4 Tax Cuts for Small Businesses
In most countries, small businesses are given tax breaks to incentivize them on certain matters, such as paying medical insurance for their employees. These breaks are also meant to make it easier for them to stay afloat especially in the first few years of operation.
The federal government has put measures in place to ensure only companies that meet the set thresholds qualify for these breaks.
- Small Employer Health Care Credit
If your organization, say, Diamond and Diamond, employs at least 10 full-time employees (as of 2017) and pays part of their medical insurance, it qualifies for this tax break. The motive behind this break is to encourage more small employers to pay medical coverage for their employees. There are several rules that govern this tax credit, including the annual average wage -$26,200 as of 2017. A different class of credit is given to an employer with less than 25 full-time employees earning an average $52,400 (2017) per year.
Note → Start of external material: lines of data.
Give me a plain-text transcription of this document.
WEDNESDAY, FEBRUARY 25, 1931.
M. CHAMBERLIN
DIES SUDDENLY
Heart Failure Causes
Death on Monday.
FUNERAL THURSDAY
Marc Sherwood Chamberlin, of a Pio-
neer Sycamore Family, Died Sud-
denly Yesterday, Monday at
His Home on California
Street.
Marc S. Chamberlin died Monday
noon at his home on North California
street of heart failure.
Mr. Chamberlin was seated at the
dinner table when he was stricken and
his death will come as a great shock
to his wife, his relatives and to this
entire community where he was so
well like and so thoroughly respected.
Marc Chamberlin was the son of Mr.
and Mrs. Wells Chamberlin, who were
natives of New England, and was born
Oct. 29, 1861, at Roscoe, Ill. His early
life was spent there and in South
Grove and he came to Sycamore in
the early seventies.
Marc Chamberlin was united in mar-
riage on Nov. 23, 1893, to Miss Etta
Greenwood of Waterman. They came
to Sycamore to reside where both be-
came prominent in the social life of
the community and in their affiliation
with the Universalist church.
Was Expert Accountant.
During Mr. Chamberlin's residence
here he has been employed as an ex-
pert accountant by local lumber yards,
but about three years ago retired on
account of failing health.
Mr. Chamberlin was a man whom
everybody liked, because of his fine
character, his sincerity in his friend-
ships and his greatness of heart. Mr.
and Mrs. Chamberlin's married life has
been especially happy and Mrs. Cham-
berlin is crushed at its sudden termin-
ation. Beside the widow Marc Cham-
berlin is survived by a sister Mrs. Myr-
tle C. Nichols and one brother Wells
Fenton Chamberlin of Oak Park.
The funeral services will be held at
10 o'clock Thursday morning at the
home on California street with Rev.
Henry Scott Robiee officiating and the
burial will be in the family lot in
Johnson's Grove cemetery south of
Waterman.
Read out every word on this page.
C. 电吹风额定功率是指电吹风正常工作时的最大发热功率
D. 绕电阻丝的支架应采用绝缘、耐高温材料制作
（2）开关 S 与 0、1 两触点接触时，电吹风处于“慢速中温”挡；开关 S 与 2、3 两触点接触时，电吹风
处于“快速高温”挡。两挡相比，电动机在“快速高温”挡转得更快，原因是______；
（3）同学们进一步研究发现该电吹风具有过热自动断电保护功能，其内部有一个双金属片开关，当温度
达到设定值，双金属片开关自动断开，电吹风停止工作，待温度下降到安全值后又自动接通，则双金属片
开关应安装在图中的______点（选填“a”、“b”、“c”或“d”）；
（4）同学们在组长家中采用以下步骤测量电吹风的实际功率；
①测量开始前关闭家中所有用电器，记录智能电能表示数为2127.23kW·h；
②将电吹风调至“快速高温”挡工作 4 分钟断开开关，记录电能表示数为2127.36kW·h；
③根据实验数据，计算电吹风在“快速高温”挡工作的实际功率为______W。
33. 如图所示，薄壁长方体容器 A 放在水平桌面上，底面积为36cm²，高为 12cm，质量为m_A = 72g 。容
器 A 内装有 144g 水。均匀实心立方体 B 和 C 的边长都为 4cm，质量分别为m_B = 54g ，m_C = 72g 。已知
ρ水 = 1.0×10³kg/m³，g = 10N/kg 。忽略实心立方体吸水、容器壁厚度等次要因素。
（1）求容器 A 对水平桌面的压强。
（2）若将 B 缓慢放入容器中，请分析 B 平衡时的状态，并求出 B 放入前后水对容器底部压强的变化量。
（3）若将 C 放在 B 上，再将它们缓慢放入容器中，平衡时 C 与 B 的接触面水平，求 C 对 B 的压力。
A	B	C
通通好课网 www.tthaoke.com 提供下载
- Retirement Plan Startup Credit
Since few small businesses offer retirement packages to their employees, the government entices more employers to have this running by giving them a tax credit of up to $500 per year for three years. This credit is usually meant to cater to the administration cost of setting up a pension fund and educating employees on the policy. The cost may be higher, but the credit does help.
- Disabled Access Credit
A company that makes it easier for the disabled to access a building or other services can claim a credit cut of not more than $5,000 per year. The expenses that qualify for this credit include those that make it easier for disabled people to do their job. Hiring interpreters, installing ramps, and offering devices to those visually impaired are some of the costs that qualify under this category. For a company to be termed as small and to qualify for this credit, it has to employ not more than 30 full-time employees or have gross receipts not exceeding $1 million in the preceding year.
- Employer Wage Differential Credit
If an employee of an organization is called to military service, then the company can apply to receive a credit of 20% for amounts not exceeding $20,000 for wage differential payments. Wage differential payments will make it possible for the company to pa the person called to serve without losing in revenue so that the person takes home their usual salary while actively serving their country. For an organization to qualify for this tax credit, it must have filled up the paperwork required for employers providing wage differential payments and have less than 50 employees in the year of making this claim.
These tax credits are subject to change and so every employer should be keen on change in legislation. In the meantime, those eligible should take advantage of the credits to lower their tax obligations so that they can plough back the savings into their growing businesses.